Molte donne rinunciarono del tutto alla nozione di sorellanza. Le singole che in passato avevano criticato e sfidato il patriarcato si ri-allinearono con gli uomini sessisti. Le donne radicali, che si sentirono tradite dalla feroce competizione negativa tra le donne, spesso si ritirarono completamente. E a questo punto il movimento femminista, che mirava a trasformare positivamente le vite di tutte le donne, divenne più stratificato. L’ideale della sorellanza, che era stato il grido di battaglia del movimento, sembrò non essere più importante per molte donne. La solidarietà politica tra le donne, che era stata la forza che aveva realizzato un cambiamento positivo, fu sistematicamente indebolita e minacciata, e lo è tuttora.

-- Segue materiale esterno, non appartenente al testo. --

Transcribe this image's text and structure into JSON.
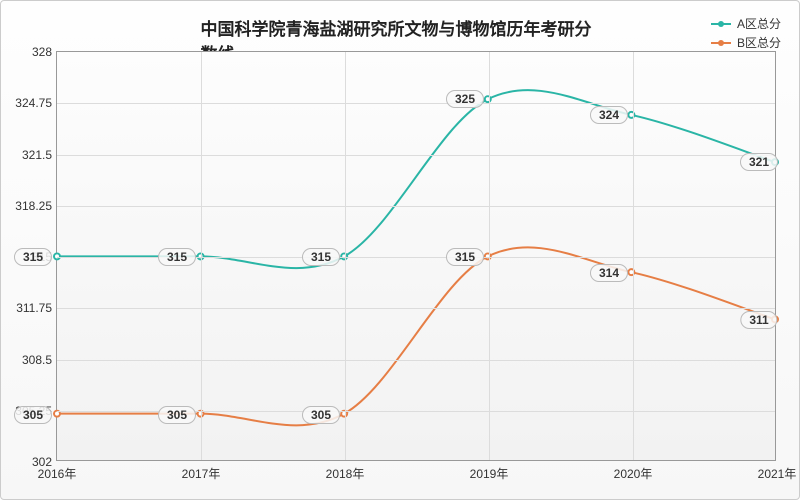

Di conseguenza, oggi abbiamo bisogno di un rinnovato impegno nella solidarietà politica tra le donne, così come ne avevamo bisogno quando il movimento femminista contemporaneo era solo agli inizi.

L’ideale della sorellanza che avevamo agli inizi del movimento femminista contemporaneo era privo di un’effettiva comprensione del lavoro concreto che avremmo dovuto fare per trasforamre la solidarietà politica in una realtà. Grazie all’esperienza, al duro lavoro e, sì, imparando dai nostri fallimenti e dai nostri errori, ora abbiamo a disposizione un corpus teorico e una pratica condivisa che può insegnare a coloro che si sono appena convertite alla politica femminista che cosa c’è da fare per creare, sostenere e proteggere la solidarietà tra noi. Poiché moltissime giovani donne sanno poco del femminismo e molte presumono erroneamente che il sessismo non sia più un problema, l’educazione femminista alla consapevolezza critica deve essere costante. Le pensatrici femministe più esperte non possono dare per scontato che le giovani donne acquisiscano una conoscenza del femminismo lungo la strada verso l’età adulta. Hanno bisogno di una guida. In generale nella nostra società le donne stanno dimenticando il valore e il potere della sorellanza. Un movimento femminista rinnovato deve risollevare in alto lo striscione per proclamare ancora che «la sorellanza è potente».

I gruppi radicali di donne continuano il nostro impegno per costruire la solidarietà, per trasformare la solidarietà politica femminista tra le donne in una realtà incessante. Continuiamo a lavorare per stabilire legami attraverso la razza e la classe. Continuiamo a mettere in atto il pensiero e la pratica antisessista che dimostra che le donne possono ottenere l’autorealizzazione e il successo senza dominare l’una sull’altra. E abbiamo la gran fortuna di sapere, ogni giorno delle nostre vite, che la sorellanza è effettivamente possibile, e che la sorellanza è ancora potente.